# Tank mates for Single Female Convict in a 37



## Ortho123 (Jan 16, 2008)

I am considering moving the male from my breeding pair of convicts and putting in some other tank mates with the female in a 37. Are tiger barbs an option? This was suggested to me by an LFS employee so who knows?

Any other tank mates for the female in the 37 would be appreciated.

Would taking out the male cause some harm to the female? There are quite a bit of fry.


----------



## cage623 (Feb 2, 2008)

I have never tried barbs with cichlids but I have been told that they like to nip at fins. For this reason I think a lot of people don't like to keep them with cichlids.

I quick question, what are the dimentions of the 37? Just asking because it might help others give suggestions.

As far as this causing harm to your female I would say, IMO, no. She may continue to lay eggs though after you take out the male. If so expect her to still be protective over them. But once she sees that they will not be viable eggs she will eat them.

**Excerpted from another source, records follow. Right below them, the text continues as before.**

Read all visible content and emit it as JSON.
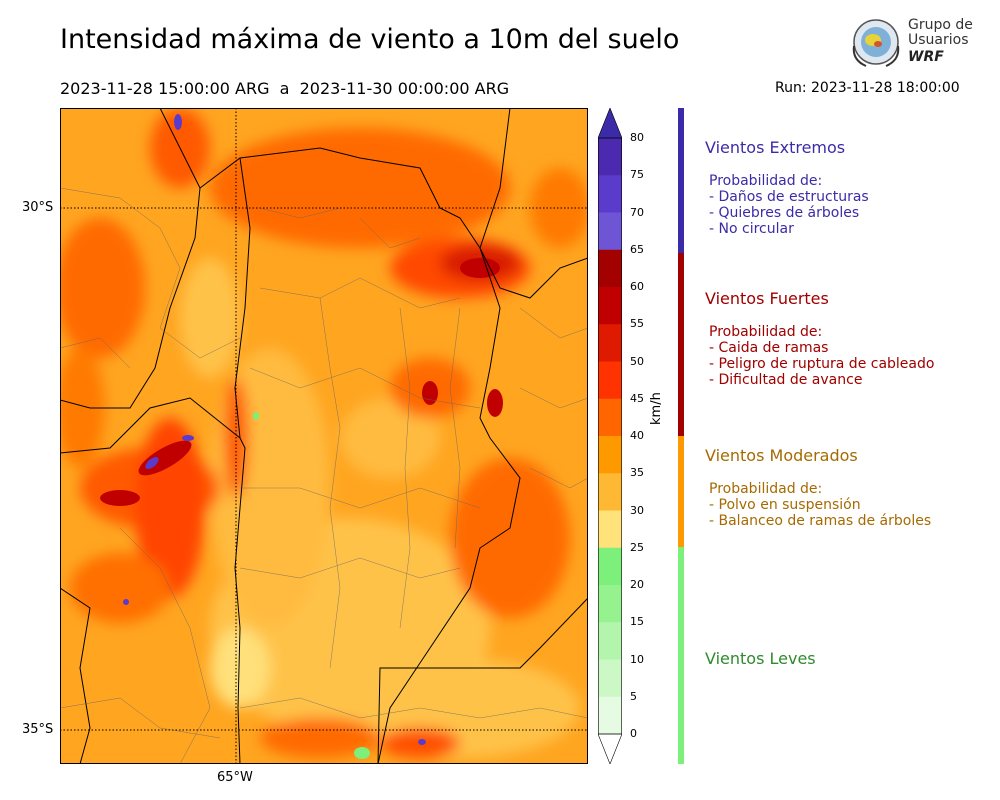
{
  "header": {
    "title": "Intensidad máxima de viento a 10m del suelo",
    "period": "2023-11-28 15:00:00 ARG  a  2023-11-30 00:00:00 ARG",
    "run": "Run: 2023-11-28 18:00:00"
  },
  "logo": {
    "line1": "Grupo de",
    "line2": "Usuarios",
    "brand": "WRF"
  },
  "map": {
    "lat_labels": [
      "30°S",
      "35°S"
    ],
    "lon_labels": [
      "65°W"
    ]
  },
  "colorbar": {
    "unit": "km/h",
    "ticks": [
      "80",
      "75",
      "70",
      "65",
      "60",
      "55",
      "50",
      "45",
      "40",
      "35",
      "30",
      "25",
      "20",
      "15",
      "10",
      "5",
      "0"
    ],
    "colors": [
      "#4b2ab0",
      "#5a3bcc",
      "#6e55d6",
      "#a30000",
      "#c00000",
      "#de1a00",
      "#ff3300",
      "#ff6600",
      "#ff9900",
      "#ffb833",
      "#ffe27a",
      "#7cf07a",
      "#96f28f",
      "#b3f5ad",
      "#ccf8c6",
      "#e6fce2"
    ]
  },
  "categories": [
    {
      "name": "Vientos Extremos",
      "color": "#3c2ba8",
      "desc": [
        "Probabilidad de:",
        "- Daños de estructuras",
        "- Quiebres de árboles",
        "- No circular"
      ]
    },
    {
      "name": "Vientos Fuertes",
      "color": "#a00000",
      "desc": [
        "Probabilidad de:",
        "- Caida de ramas",
        "- Peligro de ruptura de cableado",
        "- Dificultad de avance"
      ]
    },
    {
      "name": "Vientos Moderados",
      "color": "#a66a00",
      "desc": [
        "Probabilidad de:",
        "- Polvo en suspensión",
        "- Balanceo de ramas de árboles"
      ]
    },
    {
      "name": "Vientos Leves",
      "color": "#2e8b2e",
      "desc": []
    }
  ]
}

Not sure if this helped much so I'm hoping others will give their opinions as well.


----------



## Ortho123 (Jan 16, 2008)

The 37 has the same length as a 29 gallon or 20 long: 30 1/4 (reviewing for myself) Thanks.

Looking at the pair who knows... a lot of fry! I guess my concern is just letting nature take its course...


----------



## dogofwar (Apr 5, 2004)

A school of tiger barbs or giant danios would work great.


----------



## MalawiLover (Sep 12, 2006)

You could try another female con as well. She would need to be close in size, but two females often works.


----------



## Ortho123 (Jan 16, 2008)

Would the barbs work in the 37 with a single male?


----------